Lange blonde Haare
sich an ihr binden,
die zarte Haut
kann nur der Wind finden.
So hell und weich die Haut,
sie meine Seele aufsaugt.
Sie steht da in Gedanken,
das Fenster spiegelt ihre Flanken.
Leere im Gesicht,
ihre Augen besitzen dieses Licht.
Dieses leuchtende Licht,
doch es regt sich nichts.
Der Regen perlt an den Scheiben,
mit Wasser kann ich leiden.
Sie steht da in meiner Welt,
doch meine Welt ihr nicht gefällt.
Ein Atemzug so tief,
ihr Bauchnabel dies verriet.
Ihre Beine gehen aus dem Licht,
so mein Herz zerbricht.
-A
Inspiration: Von Dickens’ „Große Erwartungen“ zum Gedicht
Die erste Funkenidee zündete vor dem Fernseher: In der BBC‑Verfilmung von Charles Dickens’ „Great Expectations“ (2023) sah ich Pip, wie er im Regen vor Miss Havishams Fenster steht – halb gebannt von Estellas Schönheit, halb gelähmt von der Klassenschranke zwischen ihnen. Diese einzelne Szene – blonde Strähnen an verregneter Scheibe, funkelnde Augen im Zwielicht – verdichtete sich in meinem Kopf zu dem Bild einer Frau, die greifbar nah und doch unerreichbar fern bleibt. Aus diesem visuellen Kontrast entstand das Gedicht: eine Momentaufnahme, in der Wind, Glas und Herz im selben Atemzug kollidieren.
Interpretation & Motiv
„Erwartungen“ erzählt in 10 Strophen die Geschichte eines stillen Begehrens. Zentral ist die Dualität – Nähe vs. Distanz, Licht vs. Schatten, Innenwelt vs. Außenwelt. Das lyrische Ich beobachtet eine Frau, deren Anmut ihm fast körperliche Schmerzen bereitet, weil jede Berührung nur Vorstellung bleibt. Regen auf Fensterscheiben spiegelt den inneren Guss: Jede Perle ist ein unerfüllter Wunsch. Selbst der Atemzug, der ihren Bauchnabel hebt, wird zum Beweis dafür, dass sie lebt – aber nicht für ihn. Die „zwei Welten“ sind damit sowohl soziale als auch emotionale Räume: Sein Kosmos, ihr Kosmos; dazwischen eine Scheibe aus Glas und Erwartung.
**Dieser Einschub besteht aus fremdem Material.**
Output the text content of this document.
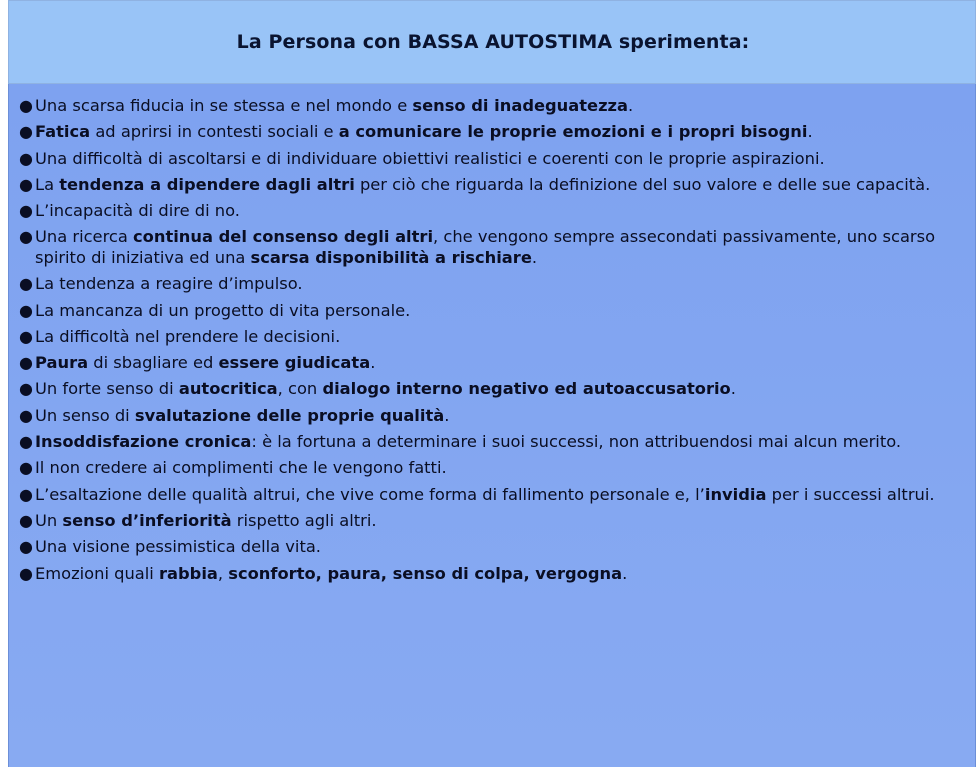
La Persona con BASSA AUTOSTIMA sperimenta:
● Una scarsa fiducia in se stessa e nel mondo e senso di inadeguatezza.
● Fatica ad aprirsi in contesti sociali e a comunicare le proprie emozioni e i propri bisogni.
● Una difficoltà di ascoltarsi e di individuare obiettivi realistici e coerenti con le proprie aspirazioni.
● La tendenza a dipendere dagli altri per ciò che riguarda la definizione del suo valore e delle sue capacità.
● L’incapacità di dire di no.
● Una ricerca continua del consenso degli altri, che vengono sempre assecondati passivamente, uno scarso spirito di iniziativa ed una scarsa disponibilità a rischiare.
● La tendenza a reagire d’impulso.
● La mancanza di un progetto di vita personale.
● La difficoltà nel prendere le decisioni.
● Paura di sbagliare ed essere giudicata.
● Un forte senso di autocritica, con dialogo interno negativo ed autoaccusatorio.
● Un senso di svalutazione delle proprie qualità.
● Insoddisfazione cronica: è la fortuna a determinare i suoi successi, non attribuendosi mai alcun merito.
● Il non credere ai complimenti che le vengono fatti.
● L’esaltazione delle qualità altrui, che vive come forma di fallimento personale e, l’invidia per i successi altrui.
● Un senso d’inferiorità rispetto agli altri.
● Una visione pessimistica della vita.
● Emozioni quali rabbia, sconforto, paura, senso di colpa, vergogna.
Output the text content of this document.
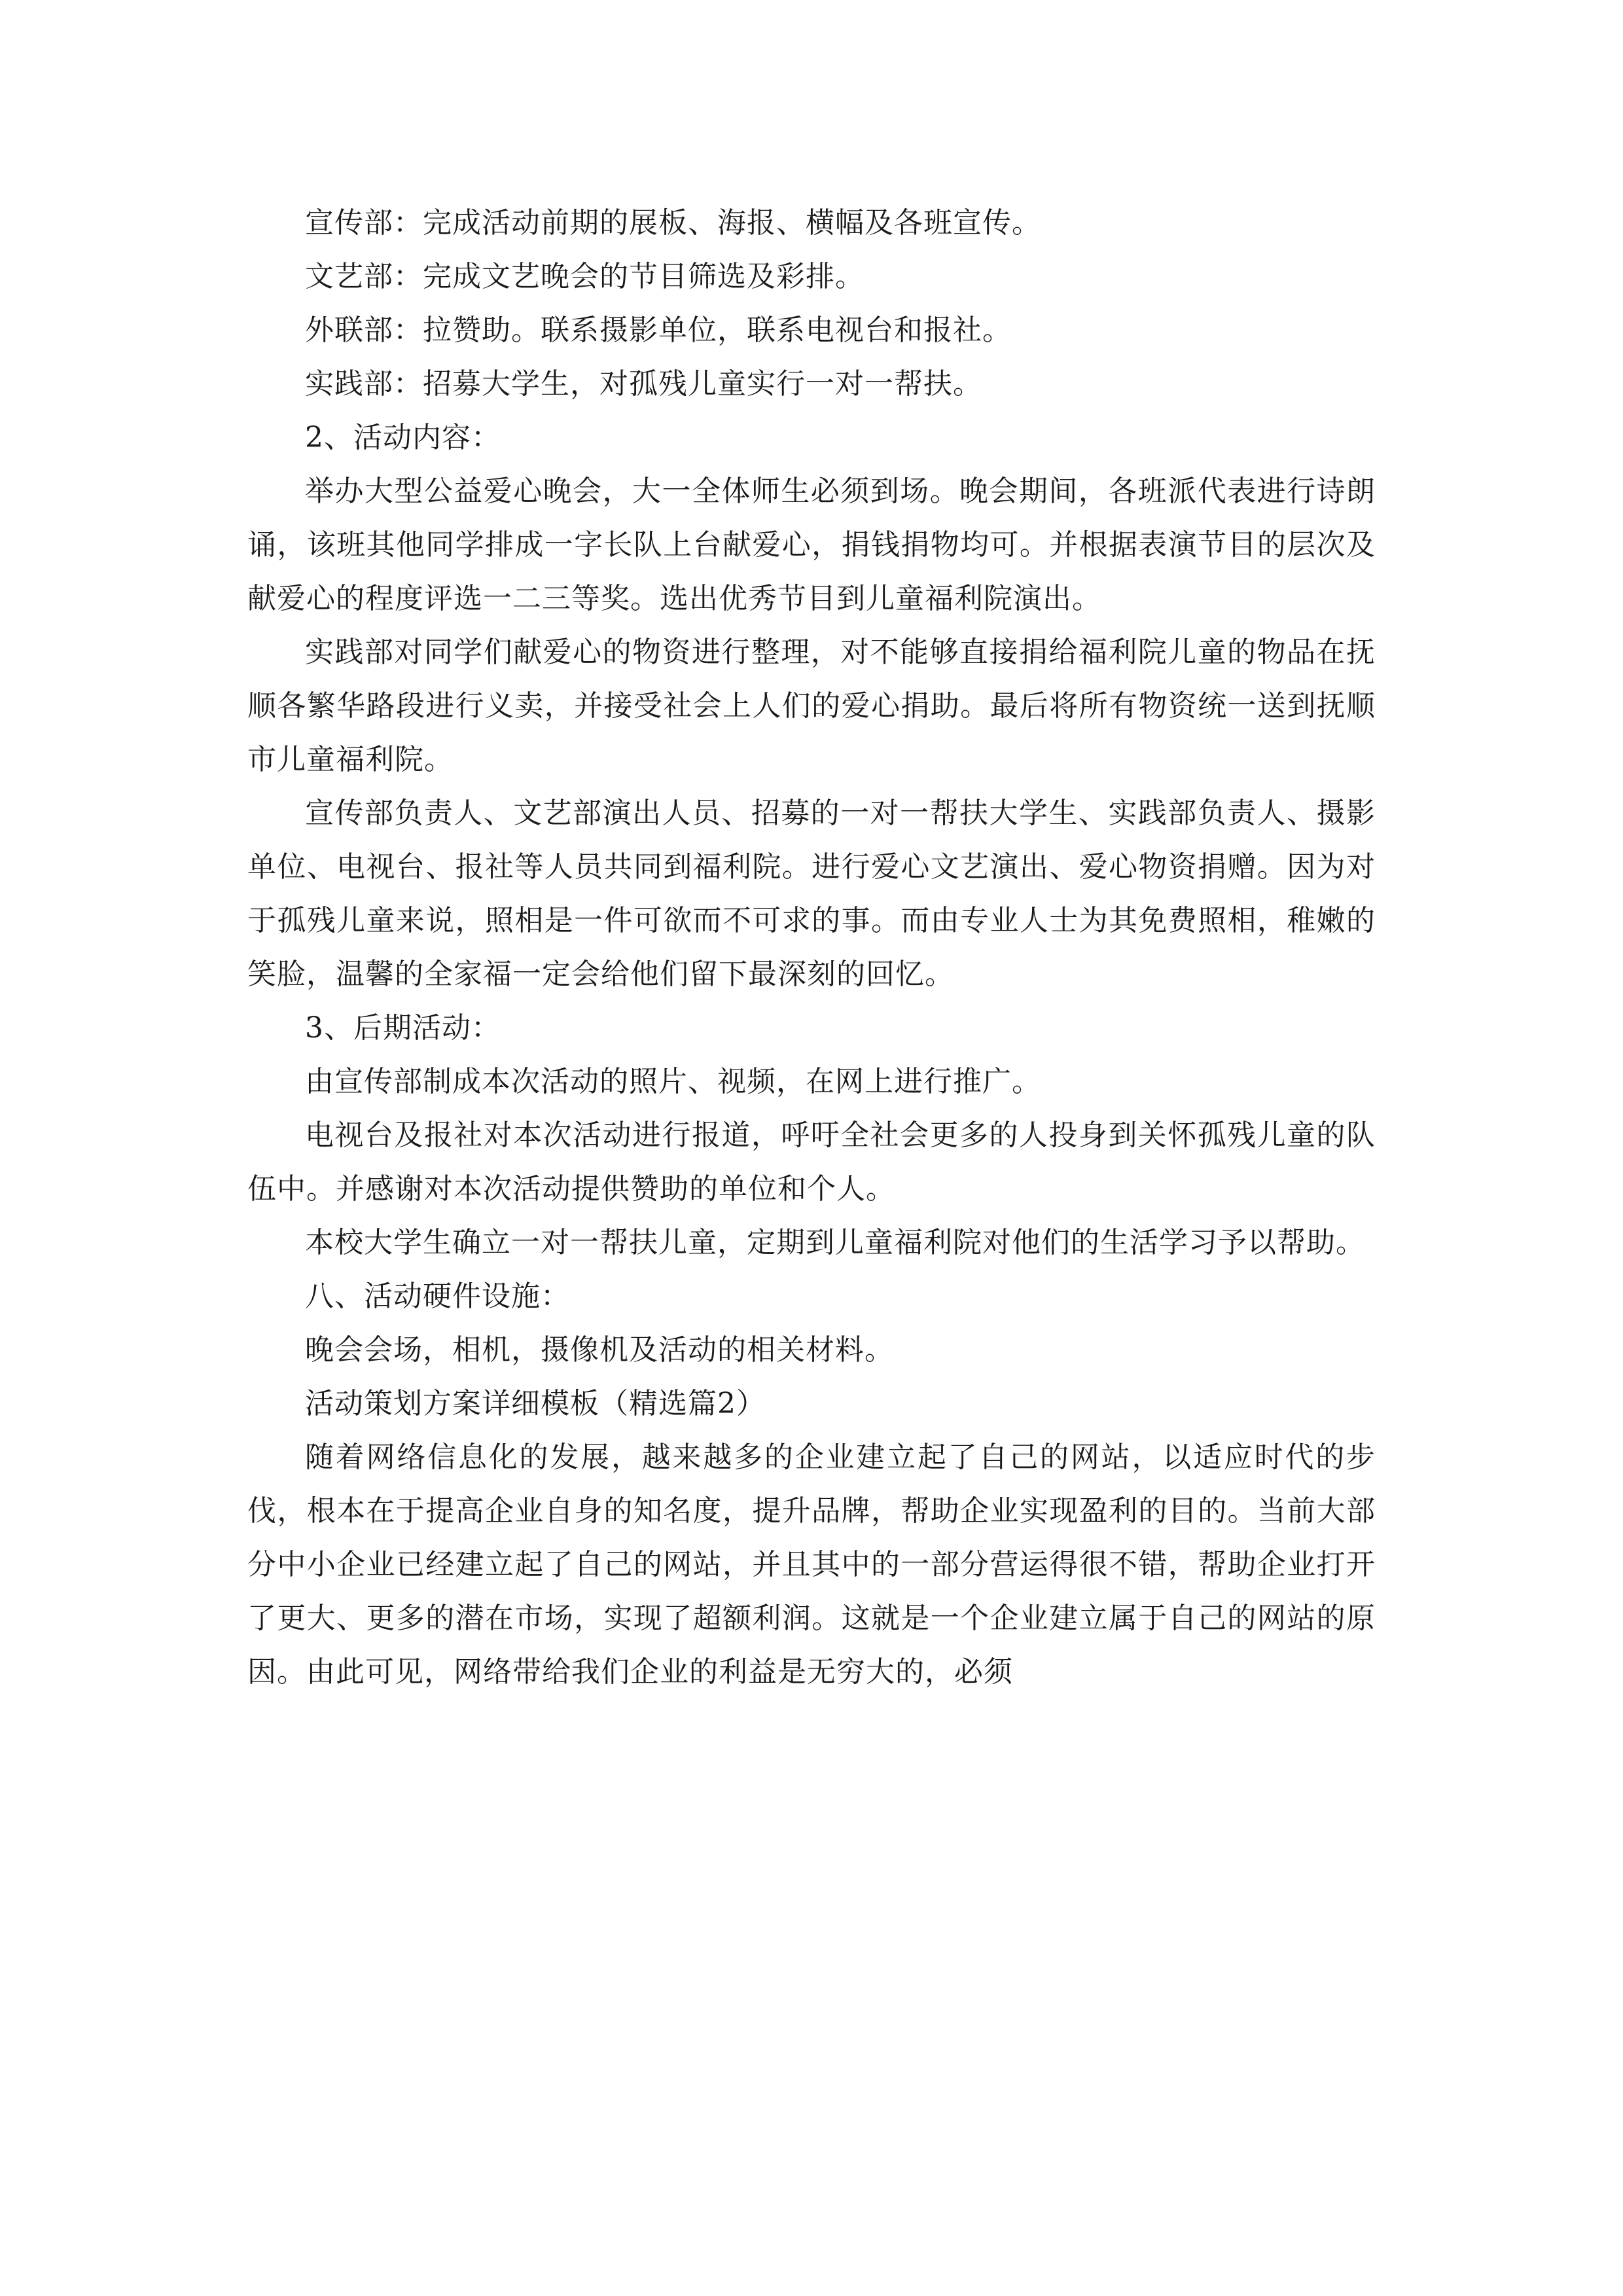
宣传部：完成活动前期的展板、海报、横幅及各班宣传。

文艺部：完成文艺晚会的节目筛选及彩排。

外联部：拉赞助。联系摄影单位，联系电视台和报社。

实践部：招募大学生，对孤残儿童实行一对一帮扶。

2、活动内容：

举办大型公益爱心晚会，大一全体师生必须到场。晚会期间，各班派代表进行诗朗诵，该班其他同学排成一字长队上台献爱心，捐钱捐物均可。并根据表演节目的层次及献爱心的程度评选一二三等奖。选出优秀节目到儿童福利院演出。

实践部对同学们献爱心的物资进行整理，对不能够直接捐给福利院儿童的物品在抚顺各繁华路段进行义卖，并接受社会上人们的爱心捐助。最后将所有物资统一送到抚顺市儿童福利院。

宣传部负责人、文艺部演出人员、招募的一对一帮扶大学生、实践部负责人、摄影单位、电视台、报社等人员共同到福利院。进行爱心文艺演出、爱心物资捐赠。因为对于孤残儿童来说，照相是一件可欲而不可求的事。而由专业人士为其免费照相，稚嫩的笑脸，温馨的全家福一定会给他们留下最深刻的回忆。

3、后期活动：

由宣传部制成本次活动的照片、视频，在网上进行推广。

电视台及报社对本次活动进行报道，呼吁全社会更多的人投身到关怀孤残儿童的队伍中。并感谢对本次活动提供赞助的单位和个人。

本校大学生确立一对一帮扶儿童，定期到儿童福利院对他们的生活学习予以帮助。

八、活动硬件设施：

晚会会场，相机，摄像机及活动的相关材料。

活动策划方案详细模板（精选篇2）

随着网络信息化的发展，越来越多的企业建立起了自己的网站，以适应时代的步伐，根本在于提高企业自身的知名度，提升品牌，帮助企业实现盈利的目的。当前大部分中小企业已经建立起了自己的网站，并且其中的一部分营运得很不错，帮助企业打开了更大、更多的潜在市场，实现了超额利润。这就是一个企业建立属于自己的网站的原因。由此可见，网络带给我们企业的利益是无穷大的，必须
Stilmittel in knappen Versen
- Ellipse & Reduktion: Die Zeilen verzichten bewusst auf Bindewörter (»doch es regt sich nichts«), sodass jede Silbe Gewicht bekommt.
- Antithese / Kontrast: Licht ↔ Leere, Regen ↔ Hitze des Begehrens – die Gegensätze spannen einen semantischen Bogen.
- Alliteration & Klang: Wiederholungen wie „hell – haut“ oder „Wind – finden“ erzeugen einen weichen Rhythmus, der das körperliche Motiv der Haare aufgreift.
- Metonymie: Die „Scheiben“ stehen stellvertretend für die Grenze zwischen den Figuren; der „Bauchnabel“ verrät das Unsichtbare – ihr verborgenes Innenleben.
FAQ zum Gedicht
Worum geht es in ›Erwartungen‹?
Kurz gesagt: um das brennende Gefühl, jemandem so nah zu sein, dass jede Distanz körperlich weh tut – und doch zu wissen, dass diese Nähe nie geteilt wird.
Warum spielen Regen und Fenster eine so große Rolle?
Der Regen materialisiert die Traurigkeit des lyrischen Ichs; das Fenster ist die gläserne Wand, an der jede Hoffnung kondensiert und wieder herabperlt.